Buna göre, asıl itici gücü "egoizm" olarak
adlandırabilirsek de bunu kesinlikle sırf "egoist"
veya "bencil" bir sistem olarak adlandıramayız.
Amaçlar ister "egoist" ister "başkasını düşünen"
olsun bu bizim amaçlarımıza ulaşmaya çalıştığımız
sistemdir. Sistemin baskın olarak "başkalarını
düşünen" şeklinde adlandırılması kesin olarak mümkün
değildir, çünkü her birimiz asıl olarak diğerlerinin
amaçları için değil kendi amacımız için diğerleriyle
işbirliği yapıyoruz. Sistem en doğru şekilde
"karşılıklı" olarak adlandırılabilir.

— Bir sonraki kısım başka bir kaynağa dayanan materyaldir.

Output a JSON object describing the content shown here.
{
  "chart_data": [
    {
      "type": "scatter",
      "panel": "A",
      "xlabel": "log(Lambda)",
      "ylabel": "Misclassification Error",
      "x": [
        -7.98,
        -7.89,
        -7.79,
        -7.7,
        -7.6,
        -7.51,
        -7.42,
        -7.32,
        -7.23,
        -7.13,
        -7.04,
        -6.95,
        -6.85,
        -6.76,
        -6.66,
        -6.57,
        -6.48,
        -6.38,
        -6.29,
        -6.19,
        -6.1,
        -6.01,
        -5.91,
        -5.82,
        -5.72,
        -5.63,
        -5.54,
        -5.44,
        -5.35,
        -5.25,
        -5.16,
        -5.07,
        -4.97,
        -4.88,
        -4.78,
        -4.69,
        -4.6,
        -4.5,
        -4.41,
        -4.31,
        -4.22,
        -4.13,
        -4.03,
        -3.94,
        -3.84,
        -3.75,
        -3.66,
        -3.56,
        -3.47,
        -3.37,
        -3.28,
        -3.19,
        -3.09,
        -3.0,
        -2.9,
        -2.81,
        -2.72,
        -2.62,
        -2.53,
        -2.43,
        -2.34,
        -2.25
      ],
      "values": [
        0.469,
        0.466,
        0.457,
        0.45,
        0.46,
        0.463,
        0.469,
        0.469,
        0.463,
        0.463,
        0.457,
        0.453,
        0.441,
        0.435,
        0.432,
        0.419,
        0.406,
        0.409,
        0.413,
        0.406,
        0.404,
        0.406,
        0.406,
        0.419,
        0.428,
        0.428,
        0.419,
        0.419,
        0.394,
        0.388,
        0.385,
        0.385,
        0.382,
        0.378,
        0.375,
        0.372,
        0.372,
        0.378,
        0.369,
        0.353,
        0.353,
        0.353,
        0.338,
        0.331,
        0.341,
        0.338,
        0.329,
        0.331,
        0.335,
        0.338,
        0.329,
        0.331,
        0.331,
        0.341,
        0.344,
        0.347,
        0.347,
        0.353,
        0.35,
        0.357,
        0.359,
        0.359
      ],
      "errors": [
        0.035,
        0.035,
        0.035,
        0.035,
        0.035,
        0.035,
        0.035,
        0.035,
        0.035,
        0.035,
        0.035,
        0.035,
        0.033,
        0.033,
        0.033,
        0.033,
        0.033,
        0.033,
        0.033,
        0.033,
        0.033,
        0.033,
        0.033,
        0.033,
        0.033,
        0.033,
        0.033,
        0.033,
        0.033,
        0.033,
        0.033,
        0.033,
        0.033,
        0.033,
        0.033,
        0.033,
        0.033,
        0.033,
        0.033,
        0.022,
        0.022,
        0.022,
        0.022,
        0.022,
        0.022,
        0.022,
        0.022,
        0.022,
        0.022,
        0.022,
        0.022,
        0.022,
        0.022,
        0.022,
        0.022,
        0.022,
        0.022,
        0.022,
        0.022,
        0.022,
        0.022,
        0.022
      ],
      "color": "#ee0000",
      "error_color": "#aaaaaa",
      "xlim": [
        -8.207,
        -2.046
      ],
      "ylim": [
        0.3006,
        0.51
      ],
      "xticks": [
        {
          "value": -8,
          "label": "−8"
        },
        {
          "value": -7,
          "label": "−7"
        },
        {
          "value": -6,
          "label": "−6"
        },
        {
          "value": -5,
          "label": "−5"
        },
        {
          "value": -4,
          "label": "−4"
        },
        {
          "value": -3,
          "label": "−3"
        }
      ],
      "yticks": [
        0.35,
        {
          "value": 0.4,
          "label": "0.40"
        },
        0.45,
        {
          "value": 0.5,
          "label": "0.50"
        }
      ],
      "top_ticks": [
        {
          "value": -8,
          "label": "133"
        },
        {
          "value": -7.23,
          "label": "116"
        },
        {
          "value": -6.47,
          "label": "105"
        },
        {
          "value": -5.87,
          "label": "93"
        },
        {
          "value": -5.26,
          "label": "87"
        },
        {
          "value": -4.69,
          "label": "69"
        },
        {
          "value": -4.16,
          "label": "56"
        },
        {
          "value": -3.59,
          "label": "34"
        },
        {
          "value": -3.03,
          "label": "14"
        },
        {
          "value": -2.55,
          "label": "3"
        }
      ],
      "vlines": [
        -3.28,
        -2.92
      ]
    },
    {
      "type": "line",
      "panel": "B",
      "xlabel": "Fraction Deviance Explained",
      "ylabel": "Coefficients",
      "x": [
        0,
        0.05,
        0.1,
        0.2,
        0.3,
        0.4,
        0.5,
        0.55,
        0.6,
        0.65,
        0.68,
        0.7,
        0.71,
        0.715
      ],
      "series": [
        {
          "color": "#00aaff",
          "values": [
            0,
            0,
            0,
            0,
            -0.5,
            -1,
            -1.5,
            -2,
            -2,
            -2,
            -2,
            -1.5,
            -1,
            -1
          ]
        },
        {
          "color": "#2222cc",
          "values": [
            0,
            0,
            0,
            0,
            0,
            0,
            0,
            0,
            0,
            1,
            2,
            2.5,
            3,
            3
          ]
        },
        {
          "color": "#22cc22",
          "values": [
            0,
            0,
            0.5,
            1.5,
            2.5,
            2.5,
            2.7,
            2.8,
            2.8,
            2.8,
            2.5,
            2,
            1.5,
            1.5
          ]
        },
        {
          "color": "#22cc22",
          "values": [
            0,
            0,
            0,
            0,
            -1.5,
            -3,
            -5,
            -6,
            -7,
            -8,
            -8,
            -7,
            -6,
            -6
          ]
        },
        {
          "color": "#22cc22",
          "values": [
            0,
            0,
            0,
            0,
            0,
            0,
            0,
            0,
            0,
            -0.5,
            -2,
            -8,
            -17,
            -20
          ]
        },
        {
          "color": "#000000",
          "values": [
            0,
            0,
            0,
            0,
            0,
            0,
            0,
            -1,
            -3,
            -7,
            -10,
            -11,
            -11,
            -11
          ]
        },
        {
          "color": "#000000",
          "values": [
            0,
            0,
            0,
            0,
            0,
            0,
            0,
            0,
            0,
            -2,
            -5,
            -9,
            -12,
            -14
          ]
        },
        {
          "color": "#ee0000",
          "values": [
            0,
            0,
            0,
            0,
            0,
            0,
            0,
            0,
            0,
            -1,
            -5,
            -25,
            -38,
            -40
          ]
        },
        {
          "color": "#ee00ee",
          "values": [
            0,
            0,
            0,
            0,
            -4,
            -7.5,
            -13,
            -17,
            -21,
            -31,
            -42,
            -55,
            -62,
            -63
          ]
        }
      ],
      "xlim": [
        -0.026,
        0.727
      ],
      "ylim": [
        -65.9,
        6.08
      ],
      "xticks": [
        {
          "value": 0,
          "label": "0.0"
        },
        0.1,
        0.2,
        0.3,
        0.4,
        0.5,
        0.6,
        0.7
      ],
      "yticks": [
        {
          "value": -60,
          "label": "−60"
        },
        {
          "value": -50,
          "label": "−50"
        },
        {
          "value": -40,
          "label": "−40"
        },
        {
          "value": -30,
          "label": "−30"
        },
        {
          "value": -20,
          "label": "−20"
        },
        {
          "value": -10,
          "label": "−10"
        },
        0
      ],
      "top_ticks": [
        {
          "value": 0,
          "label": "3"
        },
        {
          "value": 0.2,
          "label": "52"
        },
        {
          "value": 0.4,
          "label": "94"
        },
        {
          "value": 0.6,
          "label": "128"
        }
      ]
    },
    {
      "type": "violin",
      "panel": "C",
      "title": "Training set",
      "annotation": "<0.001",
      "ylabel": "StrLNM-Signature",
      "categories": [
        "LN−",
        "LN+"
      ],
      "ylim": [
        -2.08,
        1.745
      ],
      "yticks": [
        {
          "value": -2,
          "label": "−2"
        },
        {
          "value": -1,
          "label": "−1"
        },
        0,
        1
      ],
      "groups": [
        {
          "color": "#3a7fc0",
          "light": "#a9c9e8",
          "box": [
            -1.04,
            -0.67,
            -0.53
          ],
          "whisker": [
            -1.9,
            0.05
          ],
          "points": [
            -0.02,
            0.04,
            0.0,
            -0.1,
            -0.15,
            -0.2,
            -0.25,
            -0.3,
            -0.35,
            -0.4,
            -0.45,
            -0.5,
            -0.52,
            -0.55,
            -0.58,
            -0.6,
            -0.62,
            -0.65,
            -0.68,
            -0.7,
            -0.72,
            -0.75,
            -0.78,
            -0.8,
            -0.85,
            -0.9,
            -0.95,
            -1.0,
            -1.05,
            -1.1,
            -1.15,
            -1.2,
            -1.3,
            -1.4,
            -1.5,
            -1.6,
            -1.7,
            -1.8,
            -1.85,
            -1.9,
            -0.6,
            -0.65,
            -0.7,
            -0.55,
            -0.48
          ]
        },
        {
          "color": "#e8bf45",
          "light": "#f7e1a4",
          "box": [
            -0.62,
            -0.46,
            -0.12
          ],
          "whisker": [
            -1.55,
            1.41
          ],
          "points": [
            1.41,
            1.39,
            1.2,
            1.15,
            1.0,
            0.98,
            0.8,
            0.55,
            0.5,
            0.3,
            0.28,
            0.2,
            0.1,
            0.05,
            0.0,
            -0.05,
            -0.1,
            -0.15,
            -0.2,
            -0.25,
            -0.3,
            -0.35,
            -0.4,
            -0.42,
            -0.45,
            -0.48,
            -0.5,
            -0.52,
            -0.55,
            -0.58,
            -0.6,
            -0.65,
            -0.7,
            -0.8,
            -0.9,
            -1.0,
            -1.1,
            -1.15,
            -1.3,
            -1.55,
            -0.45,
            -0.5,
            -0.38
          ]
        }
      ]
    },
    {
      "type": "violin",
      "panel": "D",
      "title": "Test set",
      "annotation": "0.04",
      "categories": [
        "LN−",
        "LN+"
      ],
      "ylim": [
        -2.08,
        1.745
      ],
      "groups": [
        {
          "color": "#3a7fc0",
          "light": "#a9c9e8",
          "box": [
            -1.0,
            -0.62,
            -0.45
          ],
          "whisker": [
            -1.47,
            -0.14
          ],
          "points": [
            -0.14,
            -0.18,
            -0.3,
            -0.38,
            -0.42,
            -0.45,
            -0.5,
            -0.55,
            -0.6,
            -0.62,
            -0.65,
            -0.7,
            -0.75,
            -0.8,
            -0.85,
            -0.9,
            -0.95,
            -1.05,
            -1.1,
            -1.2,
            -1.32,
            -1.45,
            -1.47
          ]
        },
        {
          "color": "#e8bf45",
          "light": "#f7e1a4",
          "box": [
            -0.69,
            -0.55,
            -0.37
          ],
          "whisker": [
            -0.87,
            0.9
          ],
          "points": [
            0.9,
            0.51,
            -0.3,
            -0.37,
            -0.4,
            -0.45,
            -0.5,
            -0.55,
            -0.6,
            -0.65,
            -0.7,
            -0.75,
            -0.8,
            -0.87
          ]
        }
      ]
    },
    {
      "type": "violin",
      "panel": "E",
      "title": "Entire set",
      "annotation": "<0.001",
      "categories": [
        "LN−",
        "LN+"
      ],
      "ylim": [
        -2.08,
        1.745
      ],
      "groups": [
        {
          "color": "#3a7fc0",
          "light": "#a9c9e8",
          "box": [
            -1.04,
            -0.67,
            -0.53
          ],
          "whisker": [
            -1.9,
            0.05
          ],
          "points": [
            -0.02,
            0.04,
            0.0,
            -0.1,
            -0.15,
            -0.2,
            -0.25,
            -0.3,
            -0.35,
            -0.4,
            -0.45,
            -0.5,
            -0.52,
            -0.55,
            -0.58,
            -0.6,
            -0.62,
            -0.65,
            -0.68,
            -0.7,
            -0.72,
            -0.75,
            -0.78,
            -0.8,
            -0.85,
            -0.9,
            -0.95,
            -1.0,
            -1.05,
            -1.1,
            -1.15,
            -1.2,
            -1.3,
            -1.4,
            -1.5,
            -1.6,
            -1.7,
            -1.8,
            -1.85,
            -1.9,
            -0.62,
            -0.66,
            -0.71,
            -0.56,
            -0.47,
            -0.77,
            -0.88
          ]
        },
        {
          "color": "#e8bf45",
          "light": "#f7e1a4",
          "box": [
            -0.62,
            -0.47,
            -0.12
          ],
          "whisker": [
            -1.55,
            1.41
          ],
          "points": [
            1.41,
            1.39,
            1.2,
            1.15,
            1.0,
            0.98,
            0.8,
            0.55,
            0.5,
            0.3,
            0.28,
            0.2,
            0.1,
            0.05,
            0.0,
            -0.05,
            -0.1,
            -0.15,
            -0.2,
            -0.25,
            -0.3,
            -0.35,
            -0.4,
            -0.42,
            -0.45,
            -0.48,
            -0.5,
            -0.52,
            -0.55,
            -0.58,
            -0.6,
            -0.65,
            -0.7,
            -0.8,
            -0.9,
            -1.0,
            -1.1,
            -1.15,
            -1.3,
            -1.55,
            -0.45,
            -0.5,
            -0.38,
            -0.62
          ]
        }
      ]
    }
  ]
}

Her ne olarak
adlandırılırsa adlandırılsın, asıl unsuru
işbirliğidir.
6. Kapitalizm adaletsiz midir?
Şimdi bir diğer konuya geçelim. Serbest piyasa
sistemi yani "kapitalist" sistem adil midir,
adaletsiz midir? "Kapitalist" sistem üzerine
sosyalist saldırılar neredeyse tamamen onun sözde
adaletsizliği ve işçiyi "sömürüsü" üzerinedir. Etik
üzerine bir kitap bu çekişmeyi enine boyuna
incelemenin yeri değildir. Böyle bir inceleme
ekonomi biliminin işidir. Bu nedenle bu sosyalist
argümanı doğrudan inceleme yerine, sadece çığır
açan çalışması Zenginliğin Bölüşümü (The
Distribution of IVealth, 1888) adlı eserindeki
John Bates Clark'ın hükmünü kabul edersem ve
okuyucuyu onun bu hükmünü desteklemek için bu kitaba
ve ekonomi alanındaki diğer çalışmalara gönderirsem
okuyucunun beni affedeceğini umarım.
Clark'ın çalışmasının genel tezi "serbest rekabetin
emeğe emeğin ürettiğini, sermaye sahibine sermayenin
yarattığını ve girişimciye koordinasyon işlevinin
ürettiğini verdiğidir... (O) bu üreticilerin her
birine kendisinin özel olarak meydana getirdiği
zenginlik miktarını verme eğilimindedir.
Aslında Clark serbest rekabetçi sistemin eğiliminin,
"herkese ürettiğini vermesi" olduğunu
savunmaktadır. Clark, eğer doğruysa, bu durum sadece
"işçilerin ürettiklerinin düzenli olarak çalındığı"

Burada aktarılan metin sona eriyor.